Scenario 4: High Repetition, Long Content

Suitable for:

  • Legal document analysis
  • Long-form reviews
  • Fixed knowledge base Q&A

Recommendation:

  • Claude Haiku / Sonnet + Caching
  • While most expensive on surface, Caching discount is biggest
  • Might actually be cheapest

Analogy:

Claude is like a transit system with the most expensive single tickets but biggest monthly pass discounts:

  • Single ticket: Most expensive
  • Monthly pass discount: Most
  • Daily commute: Actually cheapest

Summary: Remember Three Key Points

1. Choose the Right Model

  • Daily applications: gpt-5-mini / Flash
  • Maximum cheapness: nano / Flash-Lite
  • Highest quality: 5.1 / Pro

2. Must Use Caching

If you have fixed content (system instructions, knowledge base), cached portions are 10x cheaper.
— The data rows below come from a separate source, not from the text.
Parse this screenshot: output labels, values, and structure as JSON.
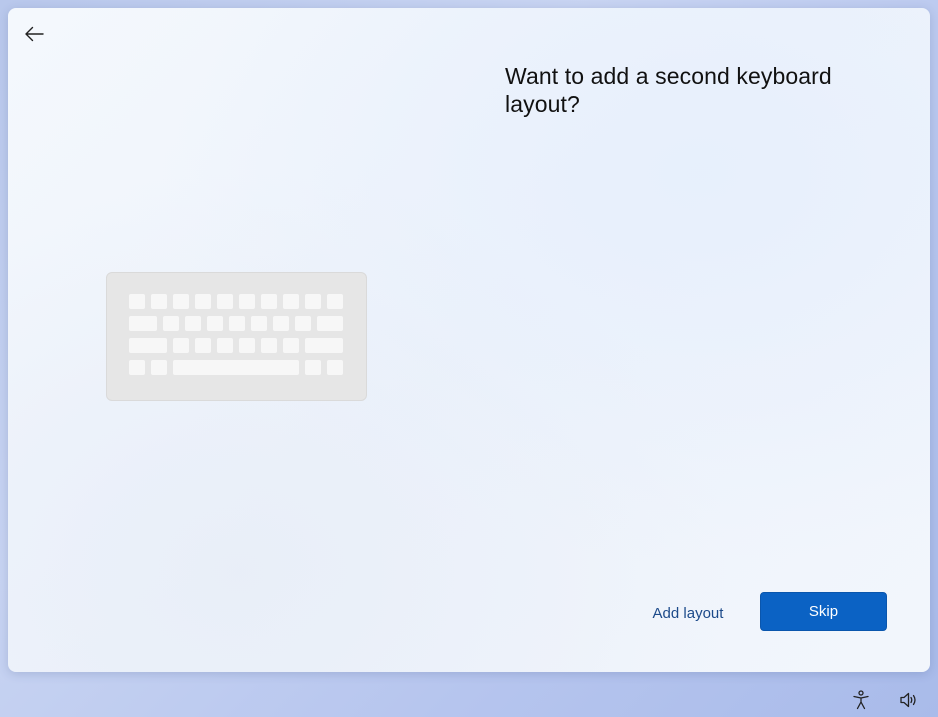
{
  "heading": "Want to add a second keyboard layout?",
  "actions": {
    "add_layout_label": "Add layout",
    "skip_label": "Skip"
  },
  "icons": {
    "back": "arrow-left-icon",
    "illustration": "keyboard-icon",
    "accessibility": "accessibility-icon",
    "volume": "volume-icon"
  },
  "colors": {
    "primary_button": "#0b62c4",
    "link": "#1c4a8a"
  }
}
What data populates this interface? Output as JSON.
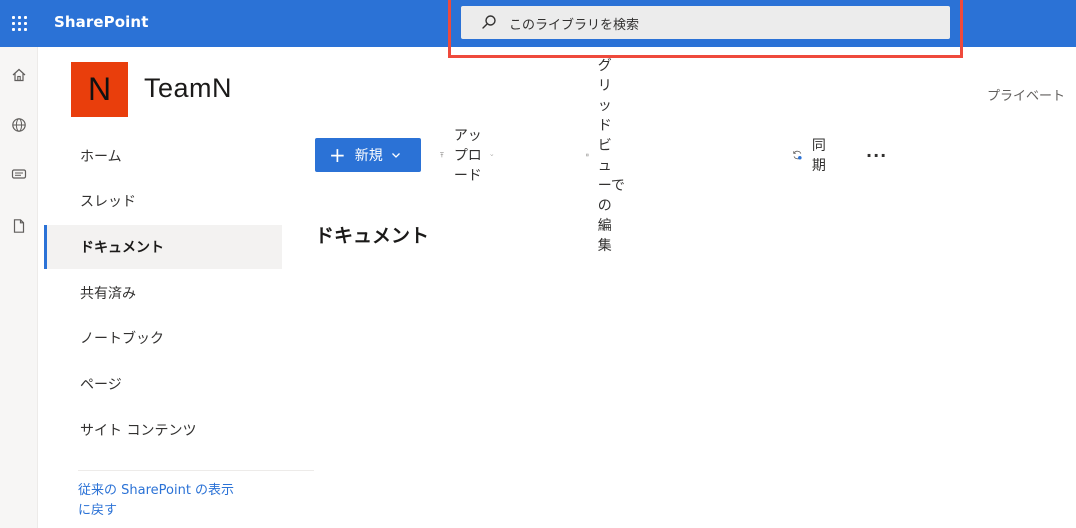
{
  "suite": {
    "app_name": "SharePoint",
    "search_placeholder": "このライブラリを検索"
  },
  "site": {
    "logo_letter": "N",
    "title": "TeamN",
    "privacy": "プライベート"
  },
  "nav": {
    "items": [
      {
        "label": "ホーム"
      },
      {
        "label": "スレッド"
      },
      {
        "label": "ドキュメント"
      },
      {
        "label": "共有済み"
      },
      {
        "label": "ノートブック"
      },
      {
        "label": "ページ"
      },
      {
        "label": "サイト コンテンツ"
      }
    ],
    "classic_link_line1": "従来の SharePoint の表示",
    "classic_link_line2": "に戻す"
  },
  "commands": {
    "new_label": "新規",
    "upload_label": "アップロード",
    "grid_edit_label": "グリッド ビューでの編集",
    "sync_label": "同期",
    "more_label": "···"
  },
  "main": {
    "heading": "ドキュメント"
  },
  "icons": {
    "waffle": "app-launcher-icon",
    "search": "search-icon",
    "rail": [
      "home-icon",
      "globe-icon",
      "news-icon",
      "file-icon"
    ]
  },
  "colors": {
    "suite_bar": "#2b72d6",
    "logo_bg": "#e93e0c",
    "highlight": "#ef4a3c"
  }
}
The higher the fixed content ratio, the more you save.

3. Start Tracking and Optimizing

  • Log every usage
  • Build cost monitoring
  • Regularly review and adjust

Real Case Comparison

Same functionality (100k conversations / month):

Approach Cost Explanation
Clueless, random choice $175 Chose Claude but don’t know how to use it
Basic understanding $62.5 Chose OpenAI mini
Fully optimized $20-30 Caching + tiering + optimization

Knowledgeable people spend $20, clueless people spend $175

9x difference.


Conclusion

Choosing AI services is like choosing restaurants:

  • Don’t eat Michelin every meal (too expensive)
  • Don’t eat instant noodles every meal (poor quality)
  • Choose appropriately based on the situation

Remember three things:

  1. Use cheap models for simple questions, expensive ones only for complex questions
  2. Must use Caching for fixed content
  3. Log and monitor to know where your money goes

This way you can build high-quality AI applications with minimal cost.